Tejon Pass Ridge Route improvements, 1924.

Library staff at Occidental have arranged for us to borrow several years of the publication at a time to digitize them.

The material is very fragile and requires special handling.

Once scanned, the file size of each document is reduced and optimized so that they take up less online storage space and appear more legible.

Library staff perform optical character recognition (OCR) on each item to comply with Section 508 requirements for online recognition.

Pt. Mugu, before and after new coastal route construction, 1924.

Metadata is added to each record so that keyword searching will yield relevant results to find information on a particular subject or if a particular date of the desired publication is not known.

Finally, the files are organized on an externally-accessible server, allowing us to point to links to the documents rather than sending file attachments.

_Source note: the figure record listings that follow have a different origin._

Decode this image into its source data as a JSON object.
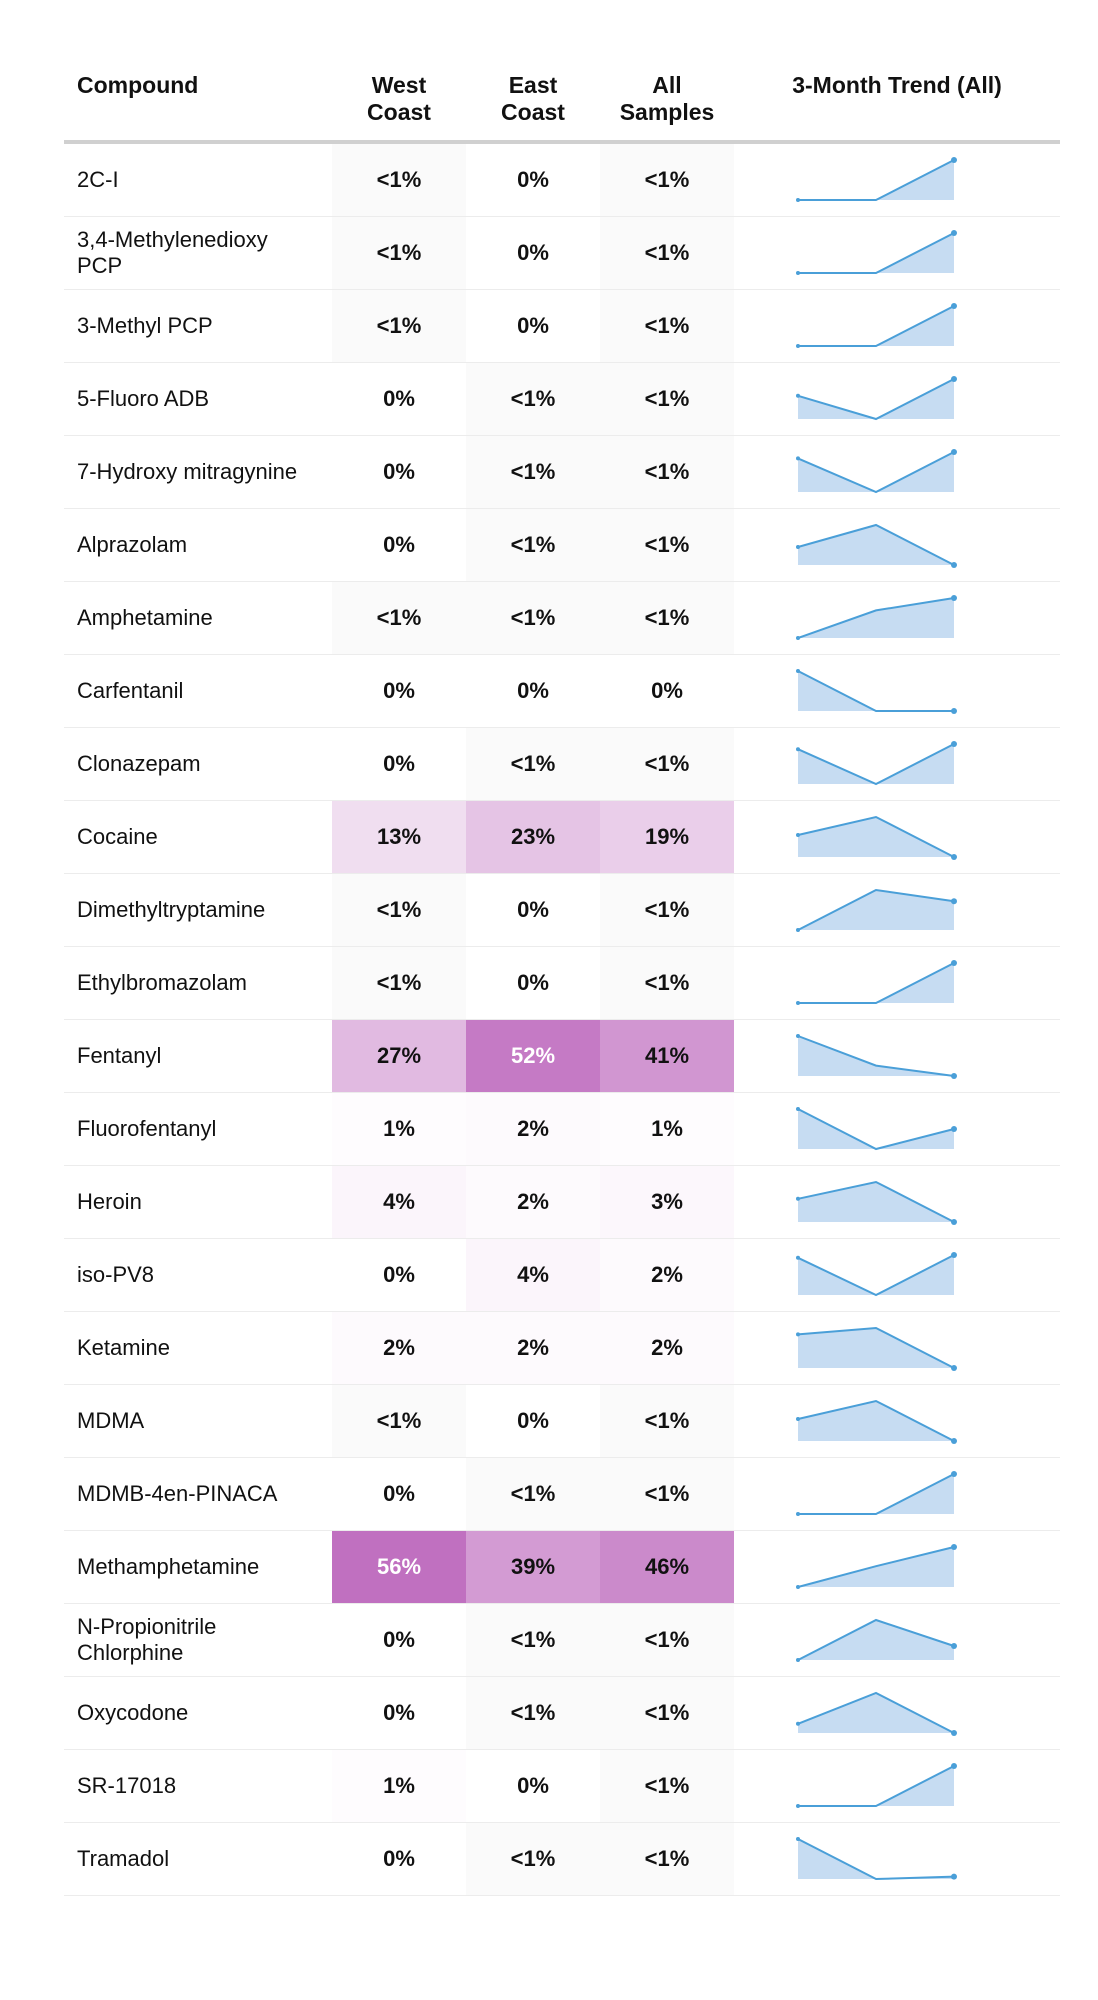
{
  "table": {
    "columns": [
      "Compound",
      "West Coast",
      "East Coast",
      "All Samples",
      "3-Month Trend (All)"
    ],
    "rows": [
      {
        "compound": "2C-I",
        "cells": [
          "<1%",
          "0%",
          "<1%"
        ],
        "trend": [
          0,
          0,
          100
        ]
      },
      {
        "compound": "3,4-Methylenedioxy PCP",
        "cells": [
          "<1%",
          "0%",
          "<1%"
        ],
        "trend": [
          0,
          0,
          100
        ]
      },
      {
        "compound": "3-Methyl PCP",
        "cells": [
          "<1%",
          "0%",
          "<1%"
        ],
        "trend": [
          0,
          0,
          100
        ]
      },
      {
        "compound": "5-Fluoro ADB",
        "cells": [
          "0%",
          "<1%",
          "<1%"
        ],
        "trend": [
          58,
          0,
          100
        ]
      },
      {
        "compound": "7-Hydroxy mitragynine",
        "cells": [
          "0%",
          "<1%",
          "<1%"
        ],
        "trend": [
          84,
          0,
          100
        ]
      },
      {
        "compound": "Alprazolam",
        "cells": [
          "0%",
          "<1%",
          "<1%"
        ],
        "trend": [
          45,
          100,
          0
        ]
      },
      {
        "compound": "Amphetamine",
        "cells": [
          "<1%",
          "<1%",
          "<1%"
        ],
        "trend": [
          0,
          69,
          100
        ]
      },
      {
        "compound": "Carfentanil",
        "cells": [
          "0%",
          "0%",
          "0%"
        ],
        "trend": [
          100,
          0,
          0
        ]
      },
      {
        "compound": "Clonazepam",
        "cells": [
          "0%",
          "<1%",
          "<1%"
        ],
        "trend": [
          87,
          0,
          100
        ]
      },
      {
        "compound": "Cocaine",
        "cells": [
          "13%",
          "23%",
          "19%"
        ],
        "trend": [
          55,
          100,
          0
        ]
      },
      {
        "compound": "Dimethyltryptamine",
        "cells": [
          "<1%",
          "0%",
          "<1%"
        ],
        "trend": [
          0,
          100,
          72
        ]
      },
      {
        "compound": "Ethylbromazolam",
        "cells": [
          "<1%",
          "0%",
          "<1%"
        ],
        "trend": [
          0,
          0,
          100
        ]
      },
      {
        "compound": "Fentanyl",
        "cells": [
          "27%",
          "52%",
          "41%"
        ],
        "trend": [
          100,
          26,
          0
        ]
      },
      {
        "compound": "Fluorofentanyl",
        "cells": [
          "1%",
          "2%",
          "1%"
        ],
        "trend": [
          100,
          0,
          50
        ]
      },
      {
        "compound": "Heroin",
        "cells": [
          "4%",
          "2%",
          "3%"
        ],
        "trend": [
          58,
          100,
          0
        ]
      },
      {
        "compound": "iso-PV8",
        "cells": [
          "0%",
          "4%",
          "2%"
        ],
        "trend": [
          93,
          0,
          100
        ]
      },
      {
        "compound": "Ketamine",
        "cells": [
          "2%",
          "2%",
          "2%"
        ],
        "trend": [
          84,
          100,
          0
        ]
      },
      {
        "compound": "MDMA",
        "cells": [
          "<1%",
          "0%",
          "<1%"
        ],
        "trend": [
          55,
          100,
          0
        ]
      },
      {
        "compound": "MDMB-4en-PINACA",
        "cells": [
          "0%",
          "<1%",
          "<1%"
        ],
        "trend": [
          0,
          0,
          100
        ]
      },
      {
        "compound": "Methamphetamine",
        "cells": [
          "56%",
          "39%",
          "46%"
        ],
        "trend": [
          0,
          52,
          100
        ]
      },
      {
        "compound": "N-Propionitrile Chlorphine",
        "cells": [
          "0%",
          "<1%",
          "<1%"
        ],
        "trend": [
          0,
          100,
          35
        ]
      },
      {
        "compound": "Oxycodone",
        "cells": [
          "0%",
          "<1%",
          "<1%"
        ],
        "trend": [
          23,
          100,
          0
        ]
      },
      {
        "compound": "SR-17018",
        "cells": [
          "1%",
          "0%",
          "<1%"
        ],
        "trend": [
          0,
          0,
          100
        ]
      },
      {
        "compound": "Tramadol",
        "cells": [
          "0%",
          "<1%",
          "<1%"
        ],
        "trend": [
          100,
          0,
          6
        ]
      }
    ],
    "heat_color": "#c070c0",
    "trace_color": "#fafafa",
    "trend_line_color": "#4a9fd8",
    "trend_fill_color": "#c6dcf2"
  }
}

Additionally, catalog records here and at Occidental will include these links so that both the researcher looking for this item as well as the casual browser who stumbles upon this publication can instantly access more than 40 years of this title and locate a particular issue without any need to visit or even contact the library.

This project is in line with our broaders goals of facilitating access to information and removing barriers to findability.

We are moving forward with plans to digitize a large portion of our print collection, recognizing the ease and convenience of 24/7 access to material that doesn’t get lost, stolen, misplaced, defaced or mis-shelved, while allowing more than one person at a time to use a particular item and supporting full-text keyword searches — reducing time spent for exactly what users want.

When completed, digital access to the entire 44-year history of the California Highway Commission’s official publication will allow both academic researchers and transportation officials to look back at how our roads and highways were planned, constructed, maintained and improved.

California Highway Commission's State Highway System map, 1924. (Successor agency Caltrans' District 7 covers Los Angeles to this day)

We know that historians and others will be particularly intrigued to compare highway planning to transit planning as the years go forward.

And we are thrilled to enhance our collection of transit history with this critical resource for highway research.

California Highways offers insight into our legacy of not just highway planning, but the political processes of the past, historical financing, the impact of roads on the landscape and environment, and the eventual identification of the state with automobile travel and Los Angeles with congestion.

One year down, more than forty to go.